What to ask before sending money
Use one email and make the provider answer in writing. The answer matters more than the sales call. If the provider cannot describe the exact family medicine site, schedule, role, and refund policy, keep looking.
Ask whether graduates are observers only, whether students can take histories or document under supervision, whether EMR access is allowed, whether the preceptor is board-certified in family medicine or another primary care field, and when the preceptor name is released.
Be careful with guaranteed strong letters. A credible letter is earned after the preceptor observes preparation, professionalism, communication, clinical reasoning, growth, and reliability.
- What is the exact 4-week total and what is due today?
- Are there application, visa letter, document, background check, or insurance fees?
- What is the daily schedule and how many clinic sessions occur each week?
- Is the role observership, hands-on externship, elective, or telemedicine?

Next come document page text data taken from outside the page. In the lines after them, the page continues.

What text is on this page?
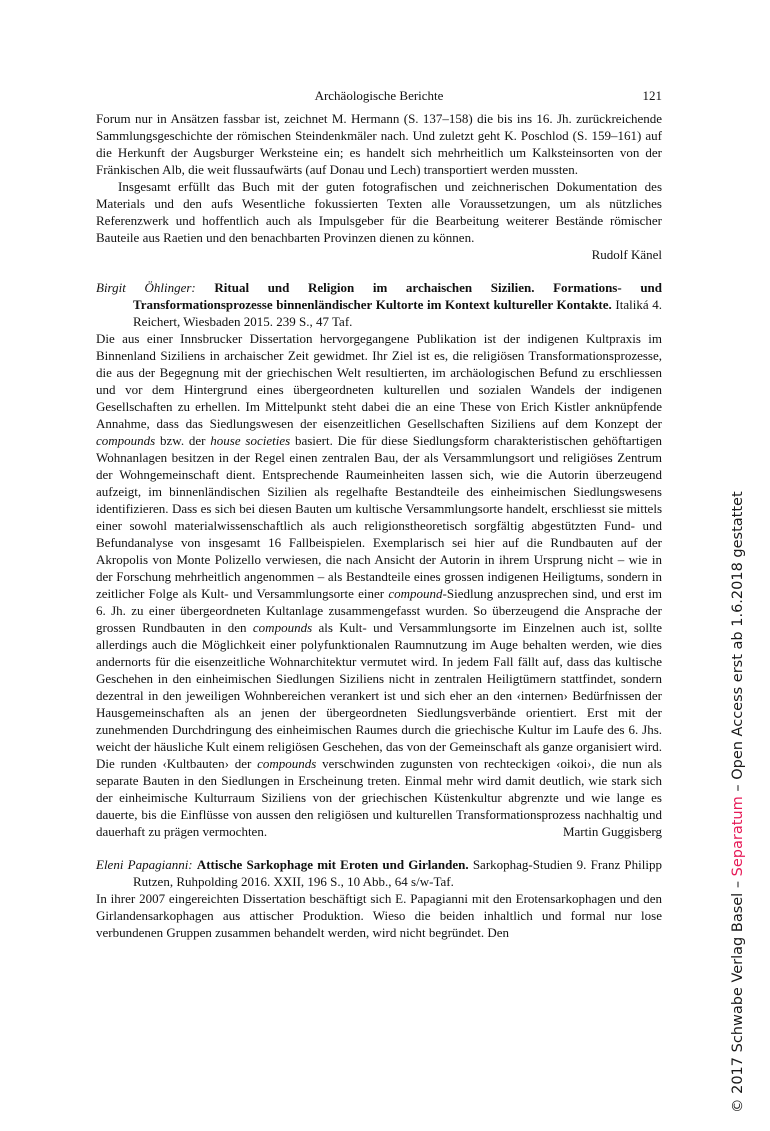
Archäologische Berichte	121
Forum nur in Ansätzen fassbar ist, zeichnet M. Hermann (S. 137–158) die bis ins 16. Jh. zurückreichende Sammlungsgeschichte der römischen Steindenkmäler nach. Und zuletzt geht K. Poschlod (S. 159–161) auf die Herkunft der Augsburger Werksteine ein; es handelt sich mehrheitlich um Kalksteinsorten von der Fränkischen Alb, die weit flussaufwärts (auf Donau und Lech) transportiert werden mussten.
Insgesamt erfüllt das Buch mit der guten fotografischen und zeichnerischen Dokumentation des Materials und den aufs Wesentliche fokussierten Texten alle Voraussetzungen, um als nützliches Referenzwerk und hoffentlich auch als Impulsgeber für die Bearbeitung weiterer Bestände römischer Bauteile aus Raetien und den benachbarten Provinzen dienen zu können.
Rudolf Känel
Birgit Öhlinger: Ritual und Religion im archaischen Sizilien. Formations- und Transformationsprozesse binnenländischer Kultorte im Kontext kultureller Kontakte. Italiká 4. Reichert, Wiesbaden 2015. 239 S., 47 Taf.
Die aus einer Innsbrucker Dissertation hervorgegangene Publikation ist der indigenen Kultpraxis im Binnenland Siziliens in archaischer Zeit gewidmet. Ihr Ziel ist es, die religiösen Transformationsprozesse, die aus der Begegnung mit der griechischen Welt resultierten, im archäologischen Befund zu erschliessen und vor dem Hintergrund eines übergeordneten kulturellen und sozialen Wandels der indigenen Gesellschaften zu erhellen. Im Mittelpunkt steht dabei die an eine These von Erich Kistler anknüpfende Annahme, dass das Siedlungswesen der eisenzeitlichen Gesellschaften Siziliens auf dem Konzept der compounds bzw. der house societies basiert. Die für diese Siedlungsform charakteristischen gehöftartigen Wohnanlagen besitzen in der Regel einen zentralen Bau, der als Versammlungsort und religiöses Zentrum der Wohngemeinschaft dient. Entsprechende Raumeinheiten lassen sich, wie die Autorin überzeugend aufzeigt, im binnenländischen Sizilien als regelhafte Bestandteile des einheimischen Siedlungswesens identifizieren. Dass es sich bei diesen Bauten um kultische Versammlungsorte handelt, erschliesst sie mittels einer sowohl materialwissenschaftlich als auch religionstheoretisch sorgfältig abgestützten Fund- und Befundanalyse von insgesamt 16 Fallbeispielen. Exemplarisch sei hier auf die Rundbauten auf der Akropolis von Monte Polizello verwiesen, die nach Ansicht der Autorin in ihrem Ursprung nicht – wie in der Forschung mehrheitlich angenommen – als Bestandteile eines grossen indigenen Heiligtums, sondern in zeitlicher Folge als Kult- und Versammlungsorte einer compound-Siedlung anzusprechen sind, und erst im 6. Jh. zu einer übergeordneten Kultanlage zusammengefasst wurden. So überzeugend die Ansprache der grossen Rundbauten in den compounds als Kult- und Versammlungsorte im Einzelnen auch ist, sollte allerdings auch die Möglichkeit einer polyfunktionalen Raumnutzung im Auge behalten werden, wie dies andernorts für die eisenzeitliche Wohnarchitektur vermutet wird. In jedem Fall fällt auf, dass das kultische Geschehen in den einheimischen Siedlungen Siziliens nicht in zentralen Heiligtümern stattfindet, sondern dezentral in den jeweiligen Wohnbereichen verankert ist und sich eher an den ‹internen› Bedürfnissen der Hausgemeinschaften als an jenen der übergeordneten Siedlungsverbände orientiert. Erst mit der zunehmenden Durchdringung des einheimischen Raumes durch die griechische Kultur im Laufe des 6. Jhs. weicht der häusliche Kult einem religiösen Geschehen, das von der Gemeinschaft als ganze organisiert wird. Die runden ‹Kultbauten› der compounds verschwinden zugunsten von rechteckigen ‹oikoi›, die nun als separate Bauten in den Siedlungen in Erscheinung treten. Einmal mehr wird damit deutlich, wie stark sich der einheimische Kulturraum Siziliens von der griechischen Küstenkultur abgrenzte und wie lange es dauerte, bis die Einflüsse von aussen den religiösen und kulturellen Transformationsprozess nachhaltig und dauerhaft zu prägen vermochten.	Martin Guggisberg
Eleni Papagianni: Attische Sarkophage mit Eroten und Girlanden. Sarkophag-Studien 9. Franz Philipp Rutzen, Ruhpolding 2016. XXII, 196 S., 10 Abb., 64 s/w-Taf.
In ihrer 2007 eingereichten Dissertation beschäftigt sich E. Papagianni mit den Erotensarkophagen und den Girlandensarkophagen aus attischer Produktion. Wieso die beiden inhaltlich und formal nur lose verbundenen Gruppen zusammen behandelt werden, wird nicht begründet. Den	© 2017 Schwabe Verlag Basel – Separatum – Open Access erst ab 1.6.2018 gestattet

- How many students or graduates rotate with the preceptor at the same time?
- What tasks are allowed and what tasks are prohibited?
- What happens if the physician cancels or the site changes?

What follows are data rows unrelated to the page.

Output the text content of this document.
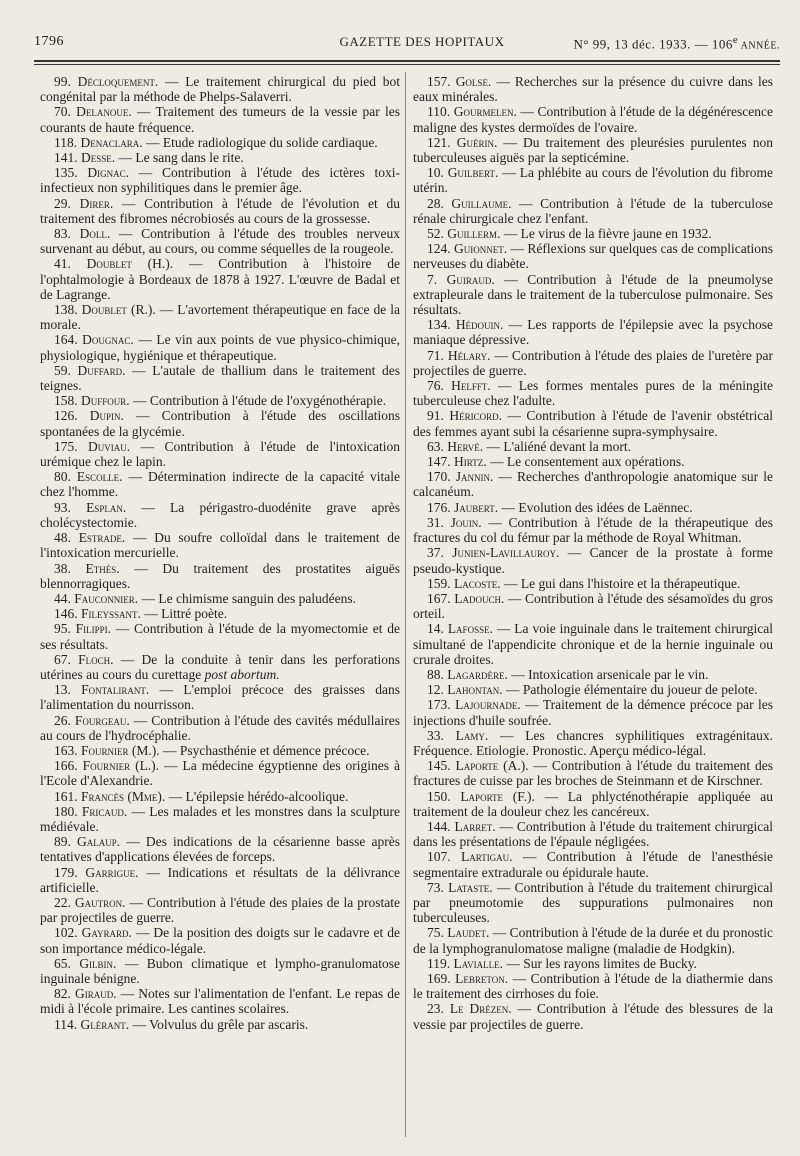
1796	GAZETTE DES HOPITAUX	N° 99, 13 déc. 1933. — 106e ANNÉE.

99. Décloquement. — Le traitement chirurgical du pied bot congénital par la méthode de Phelps-Salaverri.

70. Delanoue. — Traitement des tumeurs de la vessie par les courants de haute fréquence.

118. Denaclara. — Etude radiologique du solide cardiaque.

141. Desse. — Le sang dans le rite.

135. Dignac. — Contribution à l'étude des ictères toxi-infectieux non syphilitiques dans le premier âge.

29. Direr. — Contribution à l'étude de l'évolution et du traitement des fibromes nécrobiosés au cours de la grossesse.

83. Doll. — Contribution à l'étude des troubles nerveux survenant au début, au cours, ou comme séquelles de la rougeole.

41. Doublet (H.). — Contribution à l'histoire de l'ophtalmologie à Bordeaux de 1878 à 1927. L'œuvre de Badal et de Lagrange.

138. Doublet (R.). — L'avortement thérapeutique en face de la morale.

164. Dougnac. — Le vin aux points de vue physico-chimique, physiologique, hygiénique et thérapeutique.

59. Duffard. — L'autale de thallium dans le traitement des teignes.

158. Duffour. — Contribution à l'étude de l'oxygénothérapie.

126. Dupin. — Contribution à l'étude des oscillations spontanées de la glycémie.

175. Duviau. — Contribution à l'étude de l'intoxication urémique chez le lapin.

80. Escolle. — Détermination indirecte de la capacité vitale chez l'homme.

93. Esplan. — La périgastro-duodénite grave après cholécystectomie.

48. Estrade. — Du soufre colloïdal dans le traitement de l'intoxication mercurielle.

38. Ethès. — Du traitement des prostatites aiguës blennorragiques.

44. Fauconnier. — Le chimisme sanguin des paludéens.

146. Fileyssant. — Littré poète.

95. Filippi. — Contribution à l'étude de la myomectomie et de ses résultats.

67. Floch. — De la conduite à tenir dans les perforations utérines au cours du curettage post abortum.

13. Fontaliranт. — L'emploi précoce des graisses dans l'alimentation du nourrisson.

26. Fourgeau. — Contribution à l'étude des cavités médullaires au cours de l'hydrocéphalie.

163. Fournier (M.). — Psychasthénie et démence précoce.

166. Fournier (L.). — La médecine égyptienne des origines à l'Ecole d'Alexandrie.

161. Francès (Mme). — L'épilepsie hérédo-alcoolique.

180. Fricaud. — Les malades et les monstres dans la sculpture médiévale.

89. Galaup. — Des indications de la césarienne basse après tentatives d'applications élevées de forceps.

179. Garrigue. — Indications et résultats de la délivrance artificielle.

22. Gautron. — Contribution à l'étude des plaies de la prostate par projectiles de guerre.

102. Gayrard. — De la position des doigts sur le cadavre et de son importance médico-légale.

65. Gilbin. — Bubon climatique et lympho-granulomatose inguinale bénigne.

82. Giraud. — Notes sur l'alimentation de l'enfant. Le repas de midi à l'école primaire. Les cantines scolaires.

114. Glérant. — Volvulus du grêle par ascaris.

157. Golse. — Recherches sur la présence du cuivre dans les eaux minérales.

110. Gourmelen. — Contribution à l'étude de la dégénérescence maligne des kystes dermoïdes de l'ovaire.

121. Guérin. — Du traitement des pleurésies purulentes non tuberculeuses aiguës par la septicémine.

10. Guilbert. — La phlébite au cours de l'évolution du fibrome utérin.

28. Guillaume. — Contribution à l'étude de la tuberculose rénale chirurgicale chez l'enfant.

52. Guillerm. — Le virus de la fièvre jaune en 1932.

124. Guionnet. — Réflexions sur quelques cas de complications nerveuses du diabète.

7. Guiraud. — Contribution à l'étude de la pneumolyse extrapleurale dans le traitement de la tuberculose pulmonaire. Ses résultats.

134. Hédouin. — Les rapports de l'épilepsie avec la psychose maniaque dépressive.

71. Hélary. — Contribution à l'étude des plaies de l'uretère par projectiles de guerre.

76. Helfft. — Les formes mentales pures de la méningite tuberculeuse chez l'adulte.

91. Héricord. — Contribution à l'étude de l'avenir obstétrical des femmes ayant subi la césarienne supra-symphysaire.

63. Hervé. — L'aliéné devant la mort.

147. Hirtz. — Le consentement aux opérations.

170. Jannin. — Recherches d'anthropologie anatomique sur le calcanéum.

176. Jaubert. — Evolution des idées de Laënnec.

31. Jouin. — Contribution à l'étude de la thérapeutique des fractures du col du fémur par la méthode de Royal Whitman.

37. Junien-Lavillauroy. — Cancer de la prostate à forme pseudo-kystique.

159. Lacoste. — Le gui dans l'histoire et la thérapeutique.

167. Ladouch. — Contribution à l'étude des sésamoïdes du gros orteil.

14. Lafosse. — La voie inguinale dans le traitement chirurgical simultané de l'appendicite chronique et de la hernie inguinale ou crurale droites.

88. Lagardère. — Intoxication arsenicale par le vin.

12. Lahontan. — Pathologie élémentaire du joueur de pelote.

173. Lajournade. — Traitement de la démence précoce par les injections d'huile soufrée.

33. Lamy. — Les chancres syphilitiques extragénitaux. Fréquence. Etiologie. Pronostic. Aperçu médico-légal.

145. Laporte (A.). — Contribution à l'étude du traitement des fractures de cuisse par les broches de Steinmann et de Kirschner.

150. Laporte (F.). — La phlycténothérapie appliquée au traitement de la douleur chez les cancéreux.

144. Larret. — Contribution à l'étude du traitement chirurgical dans les présentations de l'épaule négligées.

107. Lartigau. — Contribution à l'étude de l'anesthésie segmentaire extradurale ou épidurale haute.

73. Lataste. — Contribution à l'étude du traitement chirurgical par pneumotomie des suppurations pulmonaires non tuberculeuses.

75. Laudet. — Contribution à l'étude de la durée et du pronostic de la lymphogranulomatose maligne (maladie de Hodgkin).

119. Lavialle. — Sur les rayons limites de Bucky.

169. Lebreton. — Contribution à l'étude de la diathermie dans le traitement des cirrhoses du foie.

23. Le Drézen. — Contribution à l'étude des blessures de la vessie par projectiles de guerre.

- What are the refund and rescheduling rules in writing?
A practical family medicine plan
If money is limited, start with a free/direct attempt for four to six weeks. Email private family doctors, alumni, free clinics, community health centers, and local IMG bridge programs. If you get one clean observership, prepare hard enough to make it meaningful.

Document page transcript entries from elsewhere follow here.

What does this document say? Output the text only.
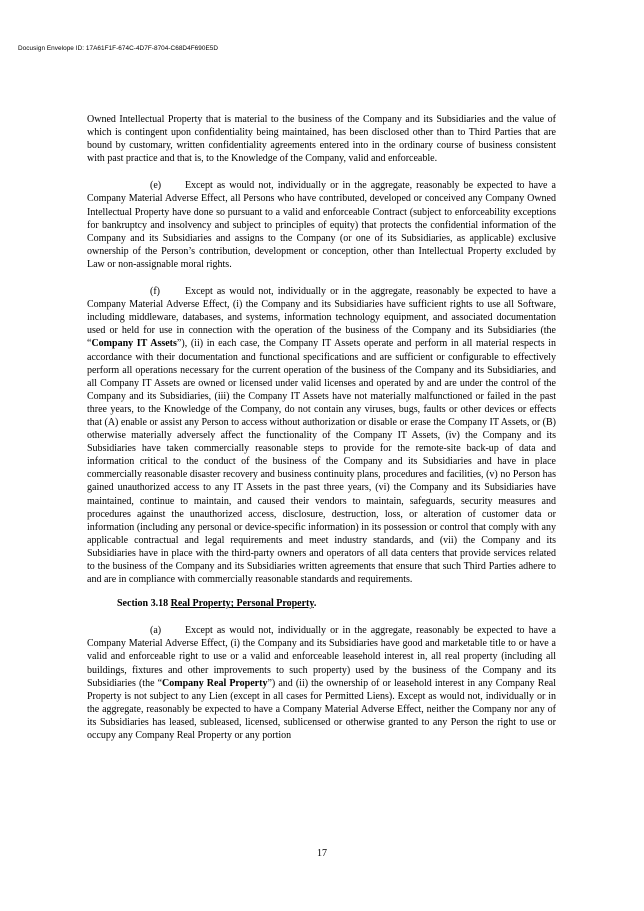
Docusign Envelope ID: 17A61F1F-674C-4D7F-8704-C68D4F690E5D

Owned Intellectual Property that is material to the business of the Company and its Subsidiaries and the value of which is contingent upon confidentiality being maintained, has been disclosed other than to Third Parties that are bound by customary, written confidentiality agreements entered into in the ordinary course of business consistent with past practice and that is, to the Knowledge of the Company, valid and enforceable.

(e) Except as would not, individually or in the aggregate, reasonably be expected to have a Company Material Adverse Effect, all Persons who have contributed, developed or conceived any Company Owned Intellectual Property have done so pursuant to a valid and enforceable Contract (subject to enforceability exceptions for bankruptcy and insolvency and subject to principles of equity) that protects the confidential information of the Company and its Subsidiaries and assigns to the Company (or one of its Subsidiaries, as applicable) exclusive ownership of the Person’s contribution, development or conception, other than Intellectual Property excluded by Law or non-assignable moral rights.

(f)	Except as would not, individually or in the aggregate, reasonably be expected to have a Company Material Adverse Effect, (i) the Company and its Subsidiaries have sufficient rights to use all Software, including middleware, databases, and systems, information technology equipment, and associated documentation used or held for use in connection with the operation of the business of the Company and its Subsidiaries (the “Company IT Assets”), (ii) in each case, the Company IT Assets operate and perform in all material respects in accordance with their documentation and functional specifications and are sufficient or configurable to effectively perform all operations necessary for the current operation of the business of the Company and its Subsidiaries, and all Company IT Assets are owned or licensed under valid licenses and operated by and are under the control of the Company and its Subsidiaries, (iii) the Company IT Assets have not materially malfunctioned or failed in the past three years, to the Knowledge of the Company, do not contain any viruses, bugs, faults or other devices or effects that (A) enable or assist any Person to access without authorization or disable or erase the Company IT Assets, or (B) otherwise materially adversely affect the functionality of the Company IT Assets, (iv) the Company and its Subsidiaries have taken commercially reasonable steps to provide for the remote-site back-up of data and information critical to the conduct of the business of the Company and its Subsidiaries and have in place commercially reasonable disaster recovery and business continuity plans, procedures and facilities, (v) no Person has gained unauthorized access to any IT Assets in the past three years, (vi) the Company and its Subsidiaries have maintained, continue to maintain, and caused their vendors to maintain, safeguards, security measures and procedures against the unauthorized access, disclosure, destruction, loss, or alteration of customer data or information (including any personal or device-specific information) in its possession or control that comply with any applicable contractual and legal requirements and meet industry standards, and (vii) the Company and its Subsidiaries have in place with the third-party owners and operators of all data centers that provide services related to the business of the Company and its Subsidiaries written agreements that ensure that such Third Parties adhere to and are in compliance with commercially reasonable standards and requirements.

Section 3.18 Real Property; Personal Property.

(a) Except as would not, individually or in the aggregate, reasonably be expected to have a Company Material Adverse Effect, (i) the Company and its Subsidiaries have good and marketable title to or have a valid and enforceable right to use or a valid and enforceable leasehold interest in, all real property (including all buildings, fixtures and other improvements to such property) used by the business of the Company and its Subsidiaries (the “Company Real Property”) and (ii) the ownership of or leasehold interest in any Company Real Property is not subject to any Lien (except in all cases for Permitted Liens). Except as would not, individually or in the aggregate, reasonably be expected to have a Company Material Adverse Effect, neither the Company nor any of its Subsidiaries has leased, subleased, licensed, sublicensed or otherwise granted to any Person the right to use or occupy any Company Real Property or any portion

17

If direct outreach fails, choose one paid family medicine anchor rather than buying multiple random experiences. A realistic plan is one family medicine outpatient rotation plus one adjacent experience such as geriatrics, pediatrics, women's health, community health, addiction medicine, or urgent care, depending on your story.
Before the rotation, practice histories, oral presentations, family medicine differentials, SOAP notes, preventive-care counseling, and patient-centered language. During the rotation, keep a de-identified learning log. After each week, write what you learned, what feedback you received, and what you improved. That is the material you will use in ERAS and interviews.
Bottom line
For IMGs applying family medicine, the best observership or externship is the one that gives you credible primary care evidence. Free private-doctor opportunities are possible, but they come from networking and respectful outreach rather than public shopping carts. Paid options are easier to book, but you must verify the exact preceptor, scope, letter policy, and total cost.
A family medicine application gets stronger when your USCE shows the habits programs actually want: preparation, humility, patient communication, continuity thinking, clinical reasoning, and reliability. Choose the opportunity that helps you demonstrate those habits.
Official resources
Common questions
Are there truly free family medicine observerships for IMGs?
Yes, but they are usually found through direct outreach, alumni, local physicians, free clinics, community health centers, research mentors, or bridge programs. They are not usually listed as a public catalog of open seats.
Is an externship better than an observership for family medicine?
Usually, hands-on externship-style experience is stronger if it is compliant and supervised. A well-structured observership can still help if you prepare, discuss cases, understand U.S. workflow, and earn a specific performance-based letter.
What is a reasonable paid family medicine USCE price?
Publicly listed options in this research pass ranged from about $400 per week for some family medicine outpatient or observership options to about $750 per week for broader paid USCE packages. Prices change, so verify the current 4-week total before paying.
Should I choose the cheapest paid rotation?
Not automatically. Compare the setting, preceptor, allowed role, patient exposure, schedule, number of learners, letter policy, cancellation terms, and total extra costs before choosing.